Simply put, this is a surcharge that you might have to pay if your income exceeds certain thresholds. So if your modified, adjusted gross income is greater than the thresholds, you will be responsible for a larger portion of the Part B cost.
This increase in payment is in addition to the purchase of a Medicare supplement or Medicare Advantage plan.
To better understand how your income can impact your Part B and Part D premiums, download our IRMAA Overview below.
Want to learn more about IRMAA?
Download our IRMAA Overview today.
How Can I Keep My Medicare Costs Down?
There are a number of additional tips we can give you to help keep your Medicare costs down.
Make sure that your healthcare providers accept assignment.
Accept Assignment simply means that your doctor, provider or medical supplier contractually agrees to accept the Medicare approved payment as payment in full for the services rendered.

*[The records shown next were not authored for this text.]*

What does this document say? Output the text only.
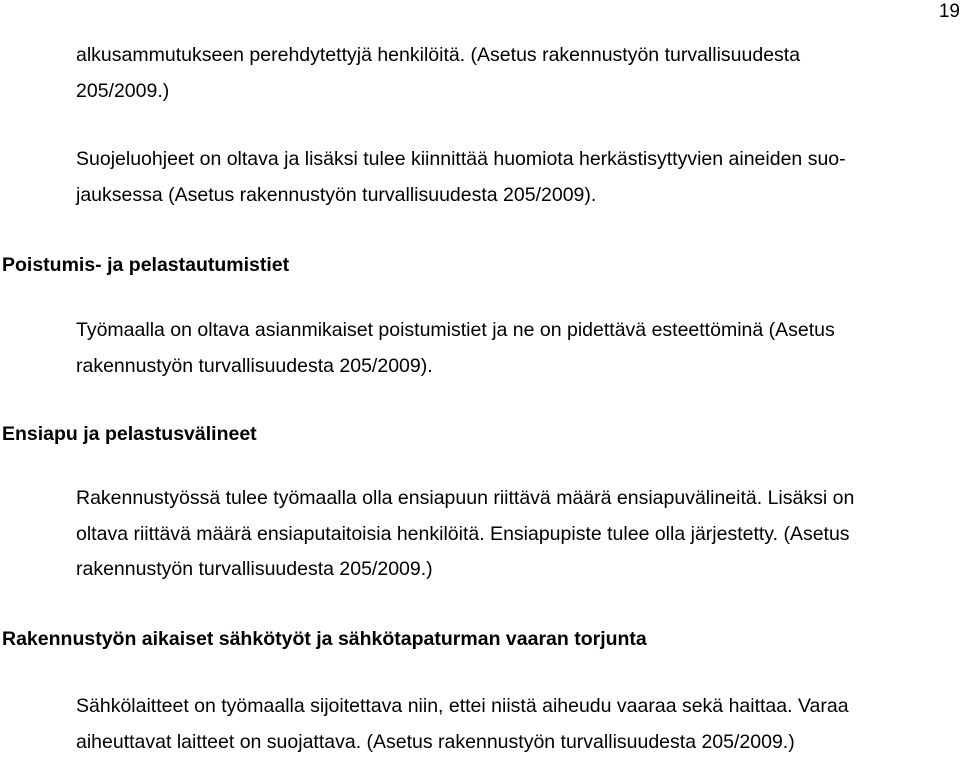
19

alkusammutukseen perehdytettyjä henkilöitä. (Asetus rakennustyön turvallisuudesta
205/2009.)

Suojeluohjeet on oltava ja lisäksi tulee kiinnittää huomiota herkästisyttyvien aineiden suo-
jauksessa (Asetus rakennustyön turvallisuudesta 205/2009).

Poistumis- ja pelastautumistiet

Työmaalla on oltava asianmikaiset poistumistiet ja ne on pidettävä esteettöminä (Asetus
rakennustyön turvallisuudesta 205/2009).

Ensiapu ja pelastusvälineet

Rakennustyössä tulee työmaalla olla ensiapuun riittävä määrä ensiapuvälineitä. Lisäksi on
oltava riittävä määrä ensiaputaitoisia henkilöitä. Ensiapupiste tulee olla järjestetty. (Asetus
rakennustyön turvallisuudesta 205/2009.)

Rakennustyön aikaiset sähkötyöt ja sähkötapaturman vaaran torjunta

Sähkölaitteet on työmaalla sijoitettava niin, ettei niistä aiheudu vaaraa sekä haittaa. Varaa
aiheuttavat laitteet on suojattava. (Asetus rakennustyön turvallisuudesta 205/2009.)
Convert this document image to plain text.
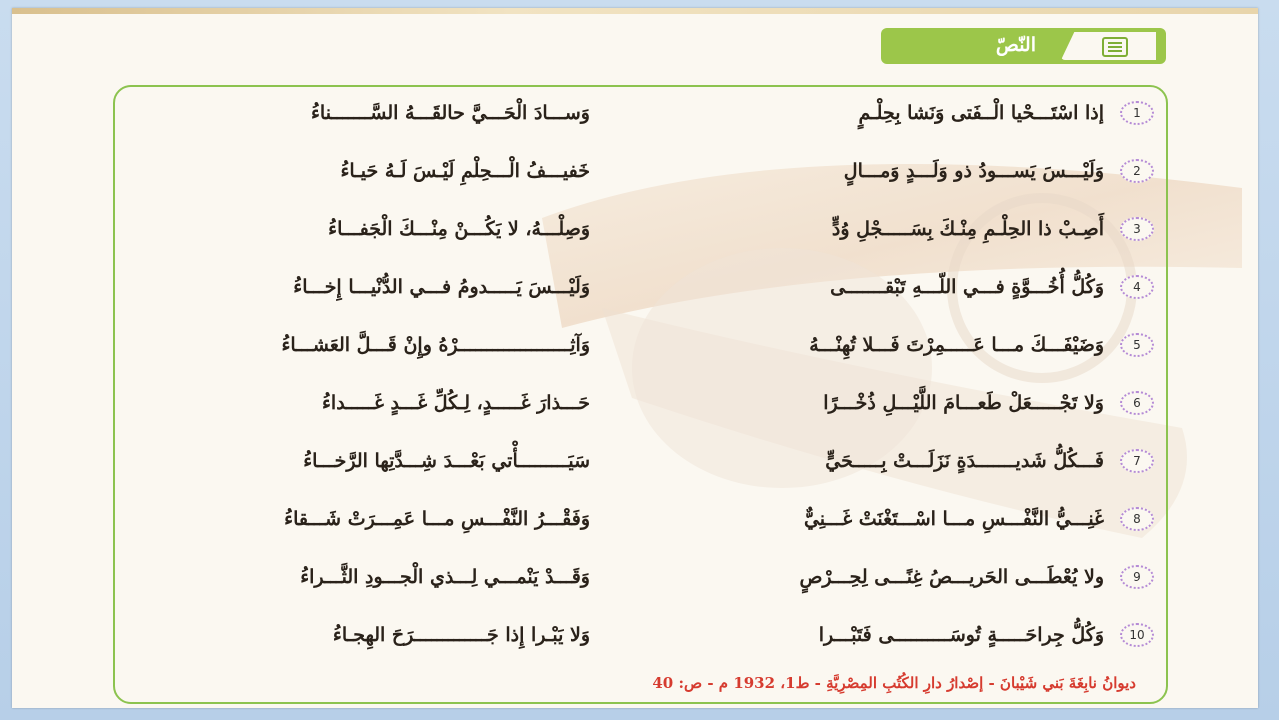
النّصّ
1
إذا اسْتَـــحْيا الْــفَتى وَنَشا بِحِلْـمٍ
وَســـادَ الْحَـــيَّ حالقَـــهُ السَّـــــــناءُ
2
وَلَيْـــسَ يَســـودُ ذو وَلَـــدٍ وَمـــالٍ
خَفيـــفُ الْـــحِلْمِ لَيْـسَ لَـهُ حَيـاءُ
3
أَصِـبْ ذا الحِلْـمِ مِنْـكَ بِسَـــــجْلِ وُدٍّ
وَصِلْـــهُ، لا يَكُـــنْ مِنْـــكَ الْجَفـــاءُ
4
وَكُلُّ أُخُـــوَّةٍ فـــي اللّـــهِ تَبْقـــــــى
وَلَيْـــسَ يَـــــدومُ فـــي الدُّنْيـــا إِخـــاءُ
5
وَضَيْفَـــكَ مـــا عَـــــمِرْتَ فَـــلا تُهِنْـــهُ
وَآثِــــــــــــــــــــرْهُ وإِنْ قَـــلَّ العَشـــاءُ
6
وَلا تَجْـــــعَلْ طَعـــامَ اللَّيْـــلِ ذُخْـــرًا
حَـــذارَ غَـــــدٍ، لِـكُلِّ غَـــدٍ غَـــــداءُ
7
فَـــكُلُّ شَديـــــــدَةٍ نَزَلَـــتْ بِـــــحَيٍّ
سَيَـــــــــأْتي بَعْـــدَ شِـــدَّتِها الرَّخـــاءُ
8
غَنِـــيُّ النَّفْـــسِ مـــا اسْـــتَغْنَتْ غَـــنِيٌّ
وَفَقْـــرُ النَّفْـــسِ مـــا عَمِـــرَتْ شَـــقاءُ
9
ولا يُعْطَـــى الحَريـــصُ غِنًـــى لِحِـــرْصٍ
وَقَـــدْ يَنْمـــي لِـــذي الْجـــودِ الثَّـــراءُ
10
وَكُلُّ جِراحَـــــةٍ تُوسَــــــــــى فَتَبْـــرا
وَلا يَبْـرا إِذا جَـــــــــــــرَحَ الهِجـاءُ
ديوانُ نابِغَةَ بَني شَيْبانَ - إصْدارُ دارِ الكُتُبِ المِصْرِيَّةِ - ط1، 1932 م - ص: 40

Therefore, your 20% coinsurance would be the only payment that you’re responsible for.
Most providers accept assignment, but you want to make sure before agreeing to services, as those that don’t accept assignment can charge you up to 15% more than the Medicare-approved amount.
Under assignment, the provider agrees to submit your claims and will ask you for payment only after Medicare has processed the claim. Additionally, your out-of-pocket costs could be less.
Make sure that your healthcare provider has not opted out of the Medicare program.
Providers have the choice to not accept Medicare payments for services, which means they can charge you any amount and won’t bill Medicare.
In this case, you’d be responsible for the full cost of services as Medicare won’t pay for the services of a non-participating provider.
It’s important that you verify this prior to receiving care or services. If your provider has “opted out” of Medicare, they are required to inform you prior to providing the service, and they’ll ask you to sign a contract agreeing to pay the full cost of the service.